To feed oneself: To be able to read and study the Bible individually and to pull from it truth that can be applied to your everyday life.
Step 1: Read a verse or a chapter.
Step 2: Meditate on it.
Step 3. Translate that verse or chapter or truth into an application – a thing that you can do, something that you can carry into your day and spritz onto the squeaky parts – a little spiritual WD-40. This is the purpose of most Bible study methods: the useful part.
“It’s not enough to just come to church once a week,” the pastor says as he introduces a church-wide 40-Days-in-the-Word initiative. “You have to learn to feed yourself,” and it all sounds very American to me, faith as a sort of single-serving TV dinner.
I am thinking about our tendency here to consume. That complicated relationship we have with food. We are picking it up on the way, eating it alone, burning the roofs of our mouths. We are stuffing it down too fast, unable to recognize the feeling of satisfaction in our bellies, unfamiliar with the weight of just enough.
And it’s in me too. I am having a rough day. I am hiding from the kids, alone in a dark corner of the kitchen. I am burying it in a pile of Girl Scout cookies.
Once in high school, I was on this missions trip to the Dominican Republic, and we were tired, dirt-covered, the face-paint from our Gospel drama dried thick on our faces.
I won’t talk about all those painted masks and all that evangelizing just now. But I’ll talk about the yellow school bus idling in the heat. I’ll talk about the woman.
She was old, and it took her a while to board the bus with her heavy pot of beans and rice. No one asked it of her, but she came, carried that heavy pot with her down the aisle, her hips brushing against the vinyl. She scooped a portion out for each of us. Her smile was wide, her eyes almost disappearing in all the gladness.
She was feeding us, feeding herself, all of that giving and receiving mixed up together in one gracious moment.
And here is what I think: faith is not a value meal eaten alone in the car. Faith is a table. And whether you’re alone in your kitchen or sitting around a room of people, we are connected to one another, all of us part of this long, beautiful meal.
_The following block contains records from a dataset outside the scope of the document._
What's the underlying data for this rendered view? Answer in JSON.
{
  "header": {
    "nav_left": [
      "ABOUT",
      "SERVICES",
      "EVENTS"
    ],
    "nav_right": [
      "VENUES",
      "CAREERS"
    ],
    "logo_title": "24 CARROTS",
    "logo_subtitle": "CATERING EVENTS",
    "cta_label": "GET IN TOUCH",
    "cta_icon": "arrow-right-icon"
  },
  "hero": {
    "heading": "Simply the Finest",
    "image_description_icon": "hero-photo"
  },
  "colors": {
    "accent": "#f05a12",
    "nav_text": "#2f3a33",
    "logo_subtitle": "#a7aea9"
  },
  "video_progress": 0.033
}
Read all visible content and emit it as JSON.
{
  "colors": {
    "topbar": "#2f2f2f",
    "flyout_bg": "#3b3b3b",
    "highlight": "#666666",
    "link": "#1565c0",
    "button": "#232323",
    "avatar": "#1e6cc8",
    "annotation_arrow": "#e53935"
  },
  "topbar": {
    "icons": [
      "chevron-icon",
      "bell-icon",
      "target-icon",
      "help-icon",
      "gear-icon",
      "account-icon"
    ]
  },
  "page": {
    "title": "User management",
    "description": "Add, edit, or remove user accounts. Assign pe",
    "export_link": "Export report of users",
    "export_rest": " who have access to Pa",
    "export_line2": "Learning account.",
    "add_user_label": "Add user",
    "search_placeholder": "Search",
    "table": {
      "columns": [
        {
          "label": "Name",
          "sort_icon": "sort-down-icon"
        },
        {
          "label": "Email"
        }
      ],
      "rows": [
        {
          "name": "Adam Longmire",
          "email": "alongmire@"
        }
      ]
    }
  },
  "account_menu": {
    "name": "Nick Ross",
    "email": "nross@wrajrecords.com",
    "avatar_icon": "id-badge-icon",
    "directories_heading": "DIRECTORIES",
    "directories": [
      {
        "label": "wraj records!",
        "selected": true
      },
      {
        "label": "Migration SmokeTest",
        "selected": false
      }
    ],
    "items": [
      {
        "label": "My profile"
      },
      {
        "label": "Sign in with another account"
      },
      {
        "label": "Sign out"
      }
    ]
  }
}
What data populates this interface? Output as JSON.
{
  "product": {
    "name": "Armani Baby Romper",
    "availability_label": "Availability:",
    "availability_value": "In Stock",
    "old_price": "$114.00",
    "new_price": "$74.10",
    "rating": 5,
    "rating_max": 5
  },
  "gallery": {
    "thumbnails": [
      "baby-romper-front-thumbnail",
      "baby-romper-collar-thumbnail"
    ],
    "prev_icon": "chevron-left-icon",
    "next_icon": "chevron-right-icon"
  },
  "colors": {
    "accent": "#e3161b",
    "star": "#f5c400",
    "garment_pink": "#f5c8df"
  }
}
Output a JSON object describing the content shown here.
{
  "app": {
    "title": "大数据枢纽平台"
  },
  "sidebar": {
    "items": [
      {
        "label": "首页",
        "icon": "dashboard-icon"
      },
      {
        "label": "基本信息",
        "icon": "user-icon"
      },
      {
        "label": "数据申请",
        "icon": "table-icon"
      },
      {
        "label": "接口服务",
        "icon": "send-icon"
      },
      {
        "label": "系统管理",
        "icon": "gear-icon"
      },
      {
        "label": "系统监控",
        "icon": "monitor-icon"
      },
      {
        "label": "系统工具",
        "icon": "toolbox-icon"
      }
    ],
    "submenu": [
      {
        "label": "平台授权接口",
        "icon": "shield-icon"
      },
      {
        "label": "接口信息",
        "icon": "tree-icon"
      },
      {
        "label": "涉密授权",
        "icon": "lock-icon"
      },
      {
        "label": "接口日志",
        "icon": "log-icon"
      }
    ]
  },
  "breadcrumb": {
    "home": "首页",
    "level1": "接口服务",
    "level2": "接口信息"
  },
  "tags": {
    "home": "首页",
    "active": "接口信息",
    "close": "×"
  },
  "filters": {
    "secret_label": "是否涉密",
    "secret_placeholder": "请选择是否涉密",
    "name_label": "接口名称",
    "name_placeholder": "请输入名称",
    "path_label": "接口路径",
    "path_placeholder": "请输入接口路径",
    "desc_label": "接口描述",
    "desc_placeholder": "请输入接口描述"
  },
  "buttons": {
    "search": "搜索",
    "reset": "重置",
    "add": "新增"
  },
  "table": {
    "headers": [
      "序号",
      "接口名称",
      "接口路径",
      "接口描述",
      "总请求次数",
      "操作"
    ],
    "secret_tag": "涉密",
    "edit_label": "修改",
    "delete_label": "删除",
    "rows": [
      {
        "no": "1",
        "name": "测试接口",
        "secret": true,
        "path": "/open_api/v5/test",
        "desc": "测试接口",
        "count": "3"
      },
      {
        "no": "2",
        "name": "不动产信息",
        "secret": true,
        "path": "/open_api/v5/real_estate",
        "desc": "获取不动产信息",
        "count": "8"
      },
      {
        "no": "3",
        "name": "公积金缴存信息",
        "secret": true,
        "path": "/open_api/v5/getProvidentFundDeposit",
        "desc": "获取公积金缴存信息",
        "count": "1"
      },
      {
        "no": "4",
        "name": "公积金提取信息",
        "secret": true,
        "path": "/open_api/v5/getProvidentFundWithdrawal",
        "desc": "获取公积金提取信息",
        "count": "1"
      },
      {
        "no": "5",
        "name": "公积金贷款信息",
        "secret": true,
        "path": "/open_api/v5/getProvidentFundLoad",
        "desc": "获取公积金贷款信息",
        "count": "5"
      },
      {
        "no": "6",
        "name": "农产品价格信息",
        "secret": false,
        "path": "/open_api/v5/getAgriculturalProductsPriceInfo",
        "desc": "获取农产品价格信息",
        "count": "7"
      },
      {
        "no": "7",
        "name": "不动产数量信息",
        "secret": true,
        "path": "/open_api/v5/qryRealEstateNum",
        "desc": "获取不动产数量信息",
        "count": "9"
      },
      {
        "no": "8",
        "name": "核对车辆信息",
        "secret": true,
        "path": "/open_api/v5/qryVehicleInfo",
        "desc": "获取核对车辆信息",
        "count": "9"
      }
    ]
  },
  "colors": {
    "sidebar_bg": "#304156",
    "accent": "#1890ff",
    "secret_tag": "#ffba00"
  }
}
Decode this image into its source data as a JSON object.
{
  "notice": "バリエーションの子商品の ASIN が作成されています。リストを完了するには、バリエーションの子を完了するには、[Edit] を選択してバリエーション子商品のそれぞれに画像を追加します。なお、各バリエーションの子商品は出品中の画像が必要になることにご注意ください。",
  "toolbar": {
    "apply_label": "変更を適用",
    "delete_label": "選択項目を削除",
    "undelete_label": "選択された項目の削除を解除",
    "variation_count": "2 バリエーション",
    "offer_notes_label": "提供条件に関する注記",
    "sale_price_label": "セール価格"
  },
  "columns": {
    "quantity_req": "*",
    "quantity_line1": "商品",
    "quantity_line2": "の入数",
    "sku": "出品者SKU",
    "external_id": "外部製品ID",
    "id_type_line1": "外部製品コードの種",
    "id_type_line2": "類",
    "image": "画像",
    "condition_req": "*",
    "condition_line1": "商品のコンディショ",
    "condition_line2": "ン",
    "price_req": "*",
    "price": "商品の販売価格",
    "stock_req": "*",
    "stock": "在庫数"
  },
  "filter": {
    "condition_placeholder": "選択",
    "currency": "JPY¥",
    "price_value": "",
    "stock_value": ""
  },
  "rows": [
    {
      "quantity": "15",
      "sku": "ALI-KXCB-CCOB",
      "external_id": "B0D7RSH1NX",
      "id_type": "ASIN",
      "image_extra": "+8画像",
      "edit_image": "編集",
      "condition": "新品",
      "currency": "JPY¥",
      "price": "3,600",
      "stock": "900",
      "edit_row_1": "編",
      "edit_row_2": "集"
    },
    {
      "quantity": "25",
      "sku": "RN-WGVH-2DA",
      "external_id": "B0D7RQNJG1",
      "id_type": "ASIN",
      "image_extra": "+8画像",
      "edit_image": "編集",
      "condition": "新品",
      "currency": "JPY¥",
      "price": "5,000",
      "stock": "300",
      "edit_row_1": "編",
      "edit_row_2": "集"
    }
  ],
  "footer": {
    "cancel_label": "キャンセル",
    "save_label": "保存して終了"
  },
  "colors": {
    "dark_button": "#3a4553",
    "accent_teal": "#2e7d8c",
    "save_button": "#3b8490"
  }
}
I read a verse from Philippians or a chapter from a Kathleen Norris book or a poem by Luci Shaw, and I am fed. I read a blog, I write one. I hear a song, I sing it out, and we are all interconnected, passing back and forth that Bread that is Life.
It’s like layered Jell-o and potato salads and cold, fried chicken and potluck! We bring what we can, what we have, what we’ve been given. We bring it to the great wide whole, near and far. We give and receive, even in those moments when we sit alone, the house quiet, the refrigerator buzzing.
The food goes together, and it doesn’t go together. You sit around those metal folding chairs, paper plates balanced on your knees, and you don’t really have time to worry about feeding yourself because the strawberry is so sweet, the bread so good, the laughter so nourishing to your soul.